Loin de moi l’idée de t’obliger à manger à ma table, ou d’aimer bruncher tout court, mais l’été s’en vient et je voudrais qu’on se rappelle que d’inciter notre entourage à se faire dépister régulièrement, c’est une méchante belle façon de dire je t’aime. Le soleil te va bien. Rappeler à son ami·e qu’il ou elle devrait penser à son prochain dépistage, au final, c’est simplement lui dire : « Je te préfère en santé, les cuisses libres d’inquiétudes. »

On se sent pas toujours à l’aise de parler d’infections transmissibles sexuellement et par le sang (ITSS). C’est sûr que c’est plus drôle de bruncher pis de se raconter une histoire de gars qui glissent sur du lubrifiant que de prendre rendez-vous dans une clinique pour se twister un coton-tige dans la gorge, de se battre pour viser dans le pot à pipi ou de devoir sortir deux fois de la cabine d’échantillonnage parce que le iPad éprouve des difficultés. C’est sûr, mais justement… pourquoi ne pas faire les deux? 

Brunch et dépistage. Un wine and dine nouveau genre.

Je suis pas naïve. C’est pas tout le monde qui est aussi à l’aise pour parler de sexualité. Je sais bien que le plus difficile, c’est souvent de trouver comment démarrer la conversation. Voici donc, sur le side, quelques idées pour amener le sujet sur la table :

  1. Utiliser de savoureux jeux de mots pour mettre l’eau à la bouche de vos ami·e·s. Je vous offre celui-ci gratuitement : « Ayoooooye! Ta flamme est aussi chaude que mon café. Ça pourrait faire un frette que tu te fasses pas dépister, non? »
  2. Rendre sa grande sagesse anodine : « Avoir confiance qu’on a rien, c’est jamais aussi efficace qu’un résultat de test… je dis ça, je dis rien. »
  3. En cas de doute, mêlez-y de la guacamole. C’est toujours gagnant : « Je paie l’extra-guacamole à la personne qui s’est fait dépister le plus récemment. »
  4. Pour les réticences plus fortes, y aller en gang, ça peut faire moins peur. C’est moins stressant. C’est pareil comme s’organiser un brunch, mais avec plus de Q-tips… pis, why not, organisez-vous un vrai brunch après vos tests. Là, c’est du fun garanti! Pis vous avez un brunch boni si vous coordonnez vos appels de résultats. 
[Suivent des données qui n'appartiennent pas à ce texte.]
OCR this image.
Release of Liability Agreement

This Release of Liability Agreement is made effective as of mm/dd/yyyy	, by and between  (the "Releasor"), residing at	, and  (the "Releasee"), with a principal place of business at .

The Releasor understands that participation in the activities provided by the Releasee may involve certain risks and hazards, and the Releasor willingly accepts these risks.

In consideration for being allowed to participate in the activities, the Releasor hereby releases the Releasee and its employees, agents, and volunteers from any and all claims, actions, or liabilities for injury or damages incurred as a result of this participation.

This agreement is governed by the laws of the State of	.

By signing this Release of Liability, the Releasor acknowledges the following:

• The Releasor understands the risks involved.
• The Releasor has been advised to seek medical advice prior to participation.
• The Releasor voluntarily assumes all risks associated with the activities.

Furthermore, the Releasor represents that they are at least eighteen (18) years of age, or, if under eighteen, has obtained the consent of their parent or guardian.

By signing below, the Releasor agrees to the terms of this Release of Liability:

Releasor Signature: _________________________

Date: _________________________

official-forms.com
Bien que je recommande vivement l’ajout d’oeufs brouillés et de bacon croustillant à ta conversation, elle peut aussi bien se faire entre deux shots de téquila ou dans le trafic sur le Métropolitain. L’important, c’est de ne pas avoir honte de s’en parler ensemble. Pis surtout de parler au je. À ce qui paraît, ce truc-là, c’est bon pour toutes les conversations. Je te le dis, regarde, je vais le faire. 

C’est quand la dernière que toi, tu t’es fait dépister? Moi, Ève Landry, je me suis fait dépister un après-midi de mars et j’y retourne dans une semaine au moment d’écrire ces lignes. T’as-tu peur d’y aller? Maudit que moi aussi, la fille qui a le même nom qu’une comédienne, je déteste la prise de sang. J’ai toujours le feeling que je vais m’évanouir. C’est pas long, mais c’est surprenant quand ça entre. Enfin. 
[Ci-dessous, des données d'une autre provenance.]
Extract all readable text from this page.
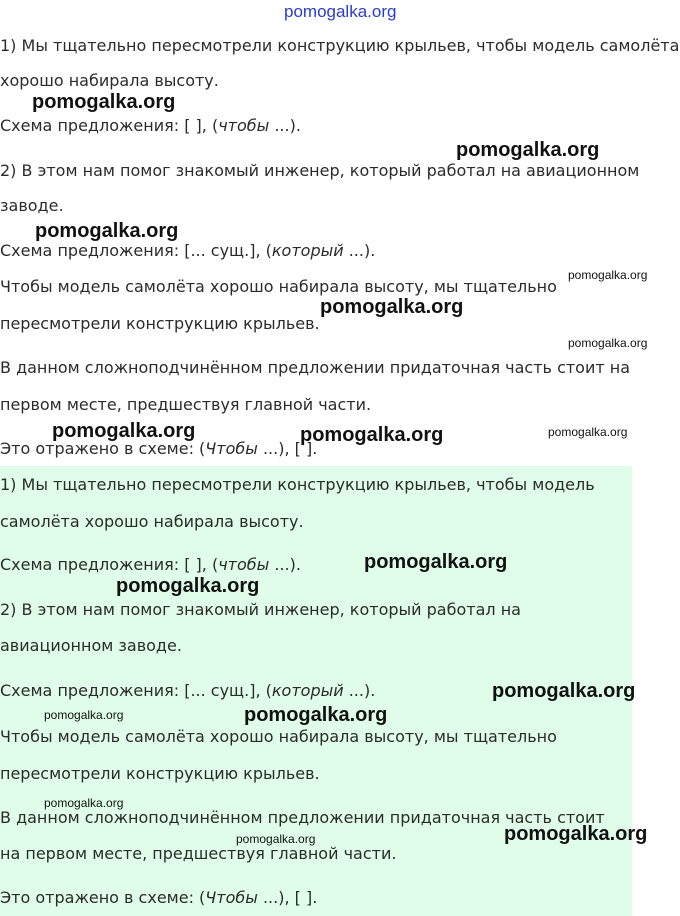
pomogalka.org
1) Мы тщательно пересмотрели конструкцию крыльев, чтобы модель самолёта
хорошо набирала высоту.
Схема предложения: [ ], (чтобы ...).
2) В этом нам помог знакомый инженер, который работал на авиационном
заводе.
Схема предложения: [... сущ.], (который ...).
Чтобы модель самолёта хорошо набирала высоту, мы тщательно
пересмотрели конструкцию крыльев.
В данном сложноподчинённом предложении придаточная часть стоит на
первом месте, предшествуя главной части.
Это отражено в схеме: (Чтобы ...), [ ].
1) Мы тщательно пересмотрели конструкцию крыльев, чтобы модель
самолёта хорошо набирала высоту.
Схема предложения: [ ], (чтобы ...).
2) В этом нам помог знакомый инженер, который работал на
авиационном заводе.
Схема предложения: [... сущ.], (который ...).
Чтобы модель самолёта хорошо набирала высоту, мы тщательно
пересмотрели конструкцию крыльев.
В данном сложноподчинённом предложении придаточная часть стоит
на первом месте, предшествуя главной части.
Это отражено в схеме: (Чтобы ...), [ ].
pomogalka.org
pomogalka.org
pomogalka.org
pomogalka.org
pomogalka.org
pomogalka.org
pomogalka.org	pomogalka.org	pomogalka.org
pomogalka.org
pomogalka.org
pomogalka.org
pomogalka.org	pomogalka.org
pomogalka.org
pomogalka.org
pomogalka.org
T’as vu? C’était pas si tough finalement de parler au je.

Par contre, attelle-toi, parce si tu te mets à avoir ces conversations-là, je suis sûre que comme moi, tu entendras d’EXCELLENTES FAUSSES RAISONS pour ne pas se faire dépister. Genre : c’est un gars que je connais bien. 🚩 Ou bien : on s’est juste touché quinze minutes. 🚩Ou encore : elle a pas eu de nouvelles partenaires qu’a dit. 🚩Surtout quand on sait qu’on a souvent aucun symptôme, le dépistage, c’est juste une bonne idée. Ça prend 15 minutes. Quinze minutes pour avoir la paix d’esprit, c’est vraiment pas long! Sois en convaincu·e : se faire dépister, c’est la bonne chose à faire pour elles, pour eux, pour toi et pour tout le monde. 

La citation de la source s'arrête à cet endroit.